Hey Jay, I havent noticed any whine while slowing down, but I've only had my Maxima for about a month now and I really havent driven it with the windows down. I am going to do so later on to see if I have the whine.

As far as the CVT goes, I have noticed the same thing as you. If you are fairly light on the pedal the car upshifts pretty quickly and keeps the rpm's down. This tranny is a very different animal than the normal 5 or 6 speed tranny, so my theory is that this is normal. Even in a regular 5 or 6 speed auto, if you are light on the throttle, the shifts come much quicker and keep the rpm's lower than if you stomp on it for heavy acceleration. With the CVT the gear ratios are continuously varying, hence the name CVT, which I believe further enhances the feeling you are getting. In other words, the modern tranny both CVT and conventional are very smart and they know by your throttle input what you are trying to do. Having them work this way helps with fuel efficiency. You dont want the car to be screaming up to 4 grand for every shift if it is not necessary as this would use more fuel. If you dont want to feel lame off the line, you just need to use more throttle input, this will hold the shiftpoints higher. One thing I have noticed about the car is that it doesnt like to be floored and it seems that if you put the engine much above 4500 to 5000 rpm's you are far enough out of the power band that it doesnt seem to accelerate as quickly. It seems to perform better with a steady rolled on throttle.

As far as your MPG's go, mine are right on par with yours. I will admit that it is a little dissapointing, but most people dont realize that the EPA testing in no way duplicates real world driving so the figures are kind of inflated a little. This is supposed to be corrected for the '08 model year, when they change the testing standards. Basically you are going to see a decrease in vehicle mpg ratings across the board, which will probably make the numbers a little more realistic. I would say the only way you are going to see 28 mpg in your Max is by driving the whole tank of fuel strictly on the highway and by keeping your speed at no more than 60 to 65 mph.

I will post back on the whine after I get a chance to check for it.


----------



## cdmorenot (Dec 22, 2005)

the transmission electronically positions the pulley where it wants it to be.. so yes.. they all whine... you hear it in every CVT car out there.. i actually love the whine.. it's somewhat... cute.. hahaha ..

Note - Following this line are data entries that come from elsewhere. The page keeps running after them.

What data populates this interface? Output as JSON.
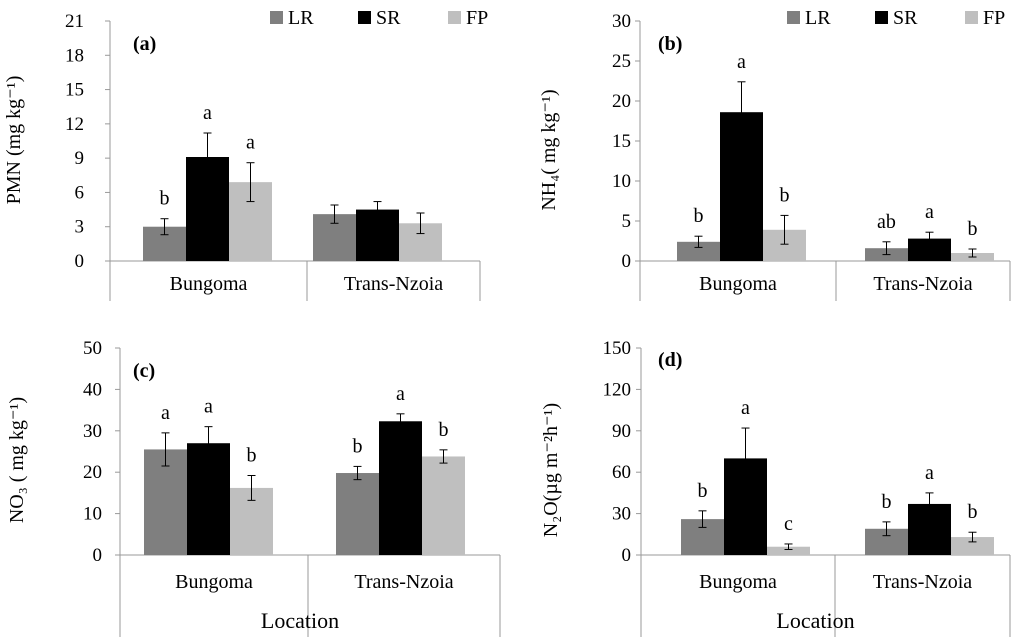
{
  "colors": {
    "LR": "#7f7f7f",
    "SR": "#000000",
    "FP": "#bfbfbf"
  },
  "legend": [
    "LR",
    "SR",
    "FP"
  ],
  "chart_data": [
    {
      "type": "bar",
      "panel_label": "(a)",
      "ylabel": "PMN (mg kg⁻¹)",
      "xlabel": "",
      "ylim": [
        0,
        21
      ],
      "yticks": [
        0,
        3,
        6,
        9,
        12,
        15,
        18,
        21
      ],
      "categories": [
        "Bungoma",
        "Trans-Nzoia"
      ],
      "legend_position": "top-right",
      "series": [
        {
          "name": "LR",
          "values": [
            3.0,
            4.1
          ],
          "errors": [
            0.7,
            0.8
          ],
          "labels": [
            "b",
            ""
          ]
        },
        {
          "name": "SR",
          "values": [
            9.1,
            4.5
          ],
          "errors": [
            2.1,
            0.7
          ],
          "labels": [
            "a",
            ""
          ]
        },
        {
          "name": "FP",
          "values": [
            6.9,
            3.3
          ],
          "errors": [
            1.7,
            0.9
          ],
          "labels": [
            "a",
            ""
          ]
        }
      ]
    },
    {
      "type": "bar",
      "panel_label": "(b)",
      "ylabel": "NH₄( mg kg⁻¹)",
      "xlabel": "",
      "ylim": [
        0,
        30
      ],
      "yticks": [
        0,
        5,
        10,
        15,
        20,
        25,
        30
      ],
      "categories": [
        "Bungoma",
        "Trans-Nzoia"
      ],
      "legend_position": "top-right",
      "series": [
        {
          "name": "LR",
          "values": [
            2.4,
            1.6
          ],
          "errors": [
            0.7,
            0.8
          ],
          "labels": [
            "b",
            "ab"
          ]
        },
        {
          "name": "SR",
          "values": [
            18.6,
            2.8
          ],
          "errors": [
            3.8,
            0.8
          ],
          "labels": [
            "a",
            "a"
          ]
        },
        {
          "name": "FP",
          "values": [
            3.9,
            1.0
          ],
          "errors": [
            1.8,
            0.5
          ],
          "labels": [
            "b",
            "b"
          ]
        }
      ]
    },
    {
      "type": "bar",
      "panel_label": "(c)",
      "ylabel": "NO₃ ( mg kg⁻¹)",
      "xlabel": "Location",
      "ylim": [
        0,
        50
      ],
      "yticks": [
        0,
        10,
        20,
        30,
        40,
        50
      ],
      "categories": [
        "Bungoma",
        "Trans-Nzoia"
      ],
      "series": [
        {
          "name": "LR",
          "values": [
            25.5,
            19.8
          ],
          "errors": [
            4.0,
            1.6
          ],
          "labels": [
            "a",
            "b"
          ]
        },
        {
          "name": "SR",
          "values": [
            27.0,
            32.3
          ],
          "errors": [
            4.0,
            1.8
          ],
          "labels": [
            "a",
            "a"
          ]
        },
        {
          "name": "FP",
          "values": [
            16.2,
            23.8
          ],
          "errors": [
            3.0,
            1.6
          ],
          "labels": [
            "b",
            "b"
          ]
        }
      ]
    },
    {
      "type": "bar",
      "panel_label": "(d)",
      "ylabel": "N₂O(µg m⁻²h⁻¹)",
      "xlabel": "Location",
      "ylim": [
        0,
        150
      ],
      "yticks": [
        0,
        30,
        60,
        90,
        120,
        150
      ],
      "categories": [
        "Bungoma",
        "Trans-Nzoia"
      ],
      "series": [
        {
          "name": "LR",
          "values": [
            26,
            19
          ],
          "errors": [
            6,
            5
          ],
          "labels": [
            "b",
            "b"
          ]
        },
        {
          "name": "SR",
          "values": [
            70,
            37
          ],
          "errors": [
            22,
            8
          ],
          "labels": [
            "a",
            "a"
          ]
        },
        {
          "name": "FP",
          "values": [
            6,
            13
          ],
          "errors": [
            2,
            3.5
          ],
          "labels": [
            "c",
            "b"
          ]
        }
      ]
    }
  ]
}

can i ask you guys something... on ur 07. when you step on the gas pedal.. and you floor it.. does it have like a "POP" feature on it.. kinda like that one found in BMWs ? because when i floor mine.. then i step on it harder and i feel response when the pedal "POPS". ??


----------



## johnnys07max (Mar 6, 2007)

Ok, I drove the car tonight with the windows down. If you are referring to a faint whistle type noise, more than a whine, then yes my Max does make that noise. So like cdmorenot said, it must be a characteristic of the tranny. Also, to answer his question, yes, the throttle does pop just before it hits the floor.


----------



## 2ndb18 (Oct 24, 2004)

27mpg is with the most perfect variables out there. It is very hard to get the EPA high average. Remember, its a pretty powerful v6, your not gonna get much more than 20


----------